# 3. Regularization
- **Question:**
    - What is regularization?
    - Why do we need to regularize?
  
## 3.1 Bias and Variance Tradeoff
### 3.1.1 Intuition
-  Given a learnable objective function, Bias and Variance tradeoff is a property that constraints the effort trying to simultaneously minimize these two sources of error from generalizing beyond the training set.

### 3.1.2 Bias error
- **Intuition:** The bias error is an error from erroneous assumptions in the learning algorithm. High bias can cause an algorithm to miss the relevant relations between features and target outputs (underfitting). Another way to think about it is if the error has no favorable direction or doesn't put much attentions on the training dataset, leading high total errors on training and testing sets.
- **Example:** there are 2 scales A & B. My weight is 70kg. We conduct 4 trials of measuring on each scale
    - Recordings on scale A: 71 - 72 - 71 -72
    - Recordings on scale B: 75 - 65 - 80 -60
- **Conclusion:** $\mathbb{E}_A[W] = 71.5$ and $\mathbb{E}_B[W] = 70$ so A is more accurate but biased toward 71.5 kg (possitive bias) and B is less accurate but unbiased (on average the measured weight is 70kg).
- **Mathematical definition:** given an estimator $\hat{\theta}$ of the target statistic $\theta$. The bias of $\hat{\theta}$ with respect to $\theta$ is formulated as:
$$Bias_D(\hat{\theta},\theta) = \mathbb{E}_{D}(\hat{\theta}) - \theta$$
With $\mathbb{E}_{D}$ be the expected value over the possible $x$ observations under the distribution $D \sim \mathbb{P}(x|\theta)$

### 3.1.3 Variance error
- **Intuition:** the variance error is an error which can be understood as “the mean of the deviation around the mean”, aka given a data point, variance captures the spread of the prediction. Model with high variance pays a lot of attention to training data and does not generalize on the data which it hasn’t seen before. As a result, such models perform very well on training data but has high error rates on test data.
- **Example:** with the sample configuration on bias error.
    - Variance of scale A (exercise): low
    - Variance of scale B (exercise): high
- **Conclusion:** scale A has high bias but low variance and scale B has low variance - high bias.
- **Mathematical definition:** given an estimator $\hat{\theta}$ of the target statistic $\theta$. The variance of $\hat{\theta}$ with respect to $\theta$ is formulated as:
$$Var_D(\hat{\theta}) = \mathbb{E}_D\left[\left(\mathbb{E}_D[\hat{\theta}] - \theta\right)^2\right]$$

### 3.1.4 Mathematical Relationship
- Given the error measure MSE (mean squared error/L2 loss function)
$$\begin{align*}
L(\theta,\hat{\theta}) &= \mathbb{E}_D\left[(\hat{\theta}-\theta + \mathbb{E}_D[\hat{\theta}] - \mathbb{E}_D[\hat{\theta}] )^2\right] \\
&= (\mathbb{E}_D[\hat{\theta}-\theta)^2 + \mathbb{E}_D[\hat{\theta}-\mathbb{E}_D(\hat{\theta})]^2 \text{ Prove this -exercise}\\
&= Bias_D(\hat{\theta},\theta)^2 + Var_D(\hat{\theta}) 
\end{align*}$$

## 3.2 Regularization
- The idea of putting constraints on the functional space to enforce some properties on the predictor (preventing gradient explodes, smoother fitted hyperplane)
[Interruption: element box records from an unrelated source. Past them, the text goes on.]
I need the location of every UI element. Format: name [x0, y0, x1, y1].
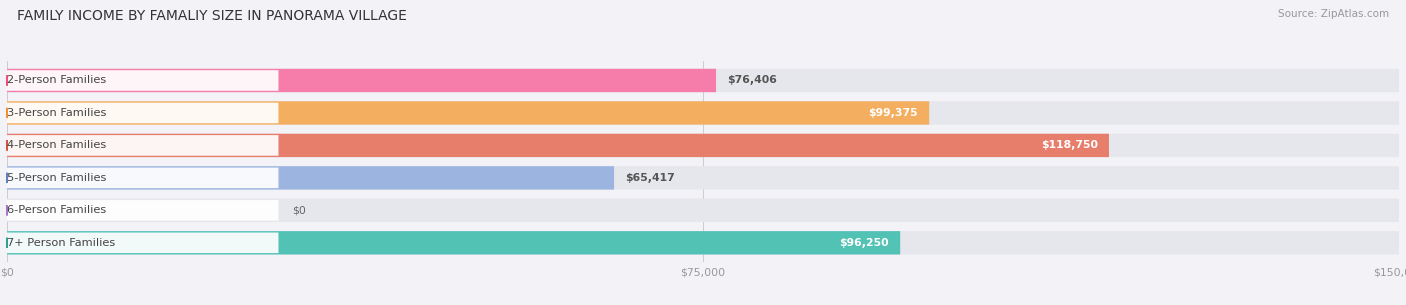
FancyBboxPatch shape [7, 134, 1109, 157]
FancyBboxPatch shape [7, 168, 278, 188]
Text: $118,750: $118,750 [1040, 140, 1098, 150]
FancyBboxPatch shape [7, 199, 1399, 222]
FancyBboxPatch shape [7, 134, 1399, 157]
FancyBboxPatch shape [7, 166, 1399, 190]
FancyBboxPatch shape [7, 231, 900, 254]
Text: 7+ Person Families: 7+ Person Families [7, 238, 115, 248]
Text: FAMILY INCOME BY FAMALIY SIZE IN PANORAMA VILLAGE: FAMILY INCOME BY FAMALIY SIZE IN PANORAM… [17, 9, 406, 23]
Text: $76,406: $76,406 [727, 75, 778, 85]
Text: 6-Person Families: 6-Person Families [7, 205, 107, 215]
FancyBboxPatch shape [7, 101, 929, 125]
FancyBboxPatch shape [7, 70, 278, 91]
FancyBboxPatch shape [7, 231, 1399, 254]
Text: 2-Person Families: 2-Person Families [7, 75, 107, 85]
FancyBboxPatch shape [7, 232, 278, 253]
FancyBboxPatch shape [7, 200, 278, 221]
FancyBboxPatch shape [7, 103, 278, 123]
FancyBboxPatch shape [7, 166, 614, 190]
Text: Source: ZipAtlas.com: Source: ZipAtlas.com [1278, 9, 1389, 19]
FancyBboxPatch shape [7, 69, 1399, 92]
FancyBboxPatch shape [7, 69, 716, 92]
FancyBboxPatch shape [7, 101, 1399, 125]
Text: 4-Person Families: 4-Person Families [7, 140, 107, 150]
FancyBboxPatch shape [7, 135, 278, 156]
Text: $0: $0 [292, 205, 307, 215]
Text: 3-Person Families: 3-Person Families [7, 108, 107, 118]
Text: 5-Person Families: 5-Person Families [7, 173, 107, 183]
Text: $65,417: $65,417 [626, 173, 675, 183]
Text: $99,375: $99,375 [869, 108, 918, 118]
Text: $96,250: $96,250 [839, 238, 889, 248]
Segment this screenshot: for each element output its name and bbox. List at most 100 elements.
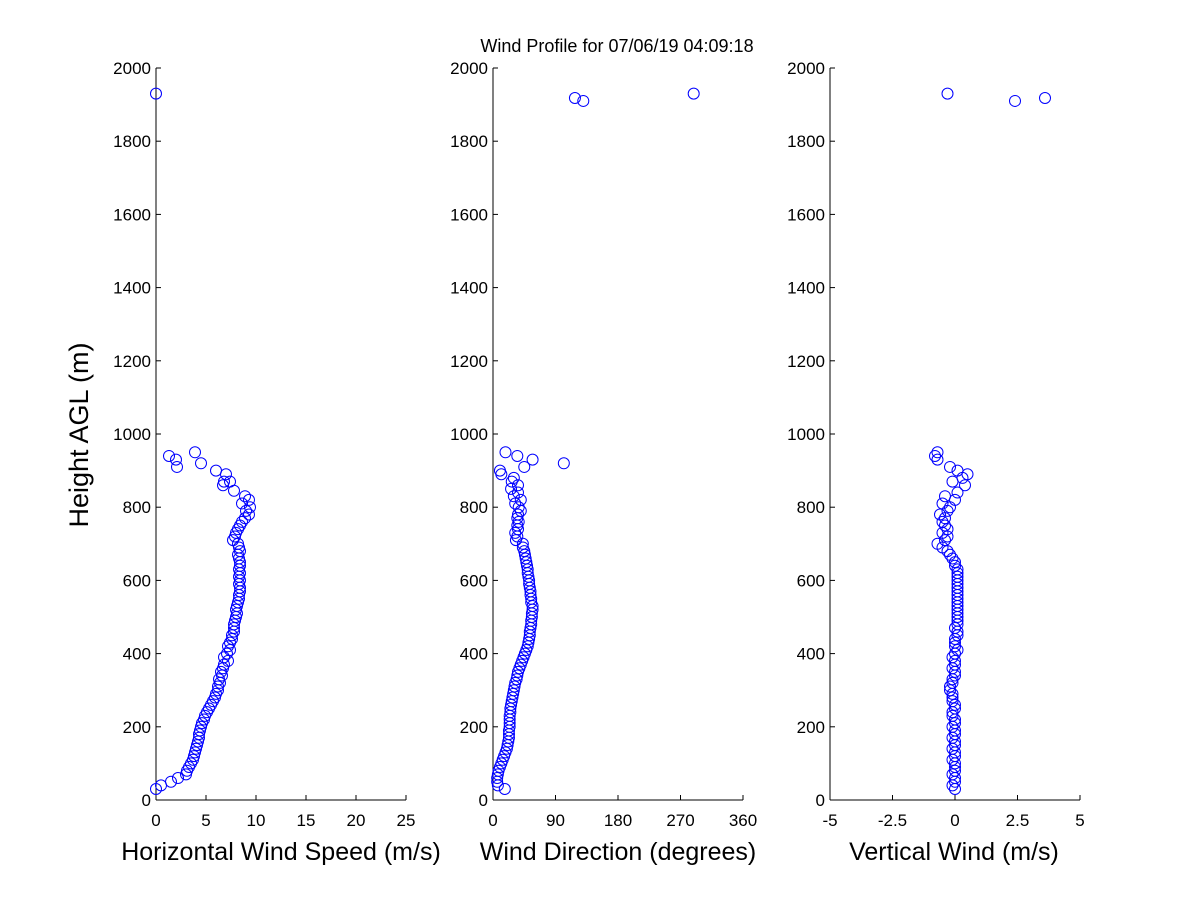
vertical-data-point	[946, 673, 959, 686]
speed-data-point	[172, 772, 184, 785]
speed-data-point	[163, 449, 175, 462]
speed-xtick-label: 25	[397, 811, 416, 830]
speed-data-point	[210, 687, 222, 700]
vertical-ytick-label: 600	[797, 571, 825, 590]
direction-data-point	[491, 772, 504, 785]
direction-data-point	[491, 779, 504, 792]
vertical-data-point	[946, 779, 959, 792]
vertical-xtick-label: 2.5	[1006, 811, 1030, 830]
direction-xtick-label: 360	[729, 811, 757, 830]
direction-panel-xlabel: Wind Direction (degrees)	[480, 838, 757, 866]
vertical-ytick-label: 200	[797, 718, 825, 737]
direction-data-point	[505, 475, 518, 488]
speed-data-point	[220, 468, 232, 481]
speed-xtick-label: 0	[151, 811, 160, 830]
direction-xtick-label: 270	[666, 811, 694, 830]
direction-ytick-label: 200	[460, 718, 488, 737]
vertical-data-point	[951, 629, 964, 642]
vertical-data-point	[946, 687, 959, 700]
figure-title: Wind Profile for 07/06/19 04:09:18	[480, 36, 753, 56]
speed-ytick-label: 2000	[113, 59, 151, 78]
vertical-panel: Vertical Wind (m/s) 0 200 400 600 800 1000 120…	[787, 59, 1085, 866]
vertical-data-point	[949, 640, 961, 653]
direction-ytick-label: 1800	[450, 132, 488, 151]
direction-data-point	[491, 775, 504, 788]
vertical-data-point	[946, 706, 959, 719]
direction-data-point	[501, 739, 514, 752]
vertical-data-point	[946, 753, 959, 766]
vertical-ytick-label: 1200	[787, 352, 825, 371]
vertical-ytick-label: 2000	[787, 59, 825, 78]
speed-data-point	[230, 611, 242, 623]
speed-data-point	[165, 775, 177, 788]
speed-data-point	[216, 669, 228, 682]
direction-ytick-label: 1000	[450, 425, 488, 444]
vertical-data-point	[959, 479, 971, 492]
direction-data-point	[502, 735, 515, 748]
vertical-data-point	[931, 446, 944, 459]
vertical-data-point	[946, 651, 959, 664]
speed-data-point	[221, 647, 233, 660]
speed-data-point	[243, 508, 255, 521]
speed-ytick-label: 400	[123, 645, 151, 664]
speed-data-point	[231, 607, 243, 620]
direction-data-point	[522, 636, 535, 649]
direction-data-point	[499, 446, 512, 459]
direction-xtick-label: 0	[488, 811, 497, 830]
speed-ytick-label: 0	[142, 791, 151, 810]
direction-data-point	[577, 94, 590, 107]
speed-data-point	[240, 504, 252, 517]
vertical-data-point	[949, 621, 961, 634]
vertical-data-point	[946, 720, 959, 733]
speed-ytick-label: 600	[123, 571, 151, 590]
vertical-data-point	[949, 556, 961, 569]
vertical-data-point	[946, 475, 959, 488]
direction-ytick-label: 800	[460, 498, 488, 517]
vertical-data-point	[929, 449, 941, 462]
direction-ytick-label: 600	[460, 571, 488, 590]
vertical-data-point	[946, 731, 959, 744]
speed-data-point	[244, 501, 256, 514]
speed-data-point	[170, 453, 182, 466]
vertical-xtick-label: -2.5	[878, 811, 907, 830]
direction-data-point	[514, 504, 527, 517]
vertical-panel-xlabel: Vertical Wind (m/s)	[849, 838, 1059, 866]
speed-data-point	[212, 680, 224, 693]
direction-data-point	[568, 92, 581, 105]
vertical-ytick-label: 0	[816, 791, 825, 810]
speed-data-point	[224, 643, 236, 656]
vertical-data-point	[1039, 92, 1051, 105]
vertical-data-point	[939, 534, 951, 547]
vertical-data-point	[944, 680, 956, 693]
speed-data-point	[226, 629, 238, 642]
direction-ytick-label: 0	[479, 791, 488, 810]
direction-data-point	[511, 669, 524, 682]
vertical-data-point	[946, 691, 959, 704]
vertical-data-point	[946, 552, 959, 565]
direction-ytick-label: 1400	[450, 279, 488, 298]
speed-data-point	[217, 479, 229, 492]
direction-data-point	[557, 457, 570, 470]
speed-data-point	[191, 739, 203, 752]
speed-data-point	[243, 493, 255, 506]
speed-data-point	[228, 484, 240, 497]
vertical-data-point	[949, 757, 961, 770]
speed-panel-xlabel: Horizontal Wind Speed (m/s)	[121, 838, 441, 866]
vertical-data-point	[944, 501, 956, 514]
direction-xtick-label: 180	[604, 811, 632, 830]
vertical-data-point	[941, 87, 954, 100]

### 3.2.1 Shrinkage Methods
- **Question:** is unbiased estimator always good? why? why not?
- **Example:** supposed that we achieved the best unbiased linear model which meant among all the unbiased models, ours has the lowest variance. However, it turns out that although we have unbiased predictions and minimal variance among all unbiased predictions, the variance can still be pretty large. One way to fix that is we introduce a little bit of biased and simultaneously reduce a significant amount of variance (why?). Doing this process carefully and elegantly, we can have a lower prediction error.
- **Conclusion:** the following shrinkage technique does exactly that. They put constraint on the model to pull the parameters towards zero. Hence, the predictor will be biased (why?) and also have lower variance. This is a method of playing the trade off game between bias and variance.

#### 1. Lasso (L1)
- **Definition:**
$$argmin_{\beta}\{\frac{1}{N}||y-X\beta||_2^2 + \lambda_1||\beta||_1\}$$

#### 2. Ridge (L2)
- **Definition:**
$$argmin_{\beta}\{\frac{1}{N}||y-X\beta||_2^2 + \lambda_2||\beta||_2\}$$

#### 3. Elastic net (L1 + L2)
- **Definition:**
$$argmin_{\beta}\{\frac{1}{N}||y-X\beta||_2^2 + \lambda_1||\beta||_1+\lambda_2||\beta||_2\}$$

#### 4. Tune the hyper-parameter lambda
- Try 

### 3.2.3 Comparision
#### The effect of minimizing L1/L2/L1+L2 penalty
- **Lasso:**
    - Dimension reduction/Sparsifying the parameters. (why? prove this)
- **Ridge:**
    - Reduce the impact of non-relevant features. For highly correlated feature, it shrinks the values of them towards each other.
- **Elastic net:**
    - Compromise the effect of both.
    
## 3.3 Exercise:

### 3.3.1 
- Solve the analytical solutions for lasso/ridge

### 3.3.2
- Add the regularizations on the linear regression code and see the differences in the parameter vector

### 3.3.3 
- Show the proof in section 3.1.4

### 3.2.3
- Proove the claims in section 3.2.3 (hint: check the gradient)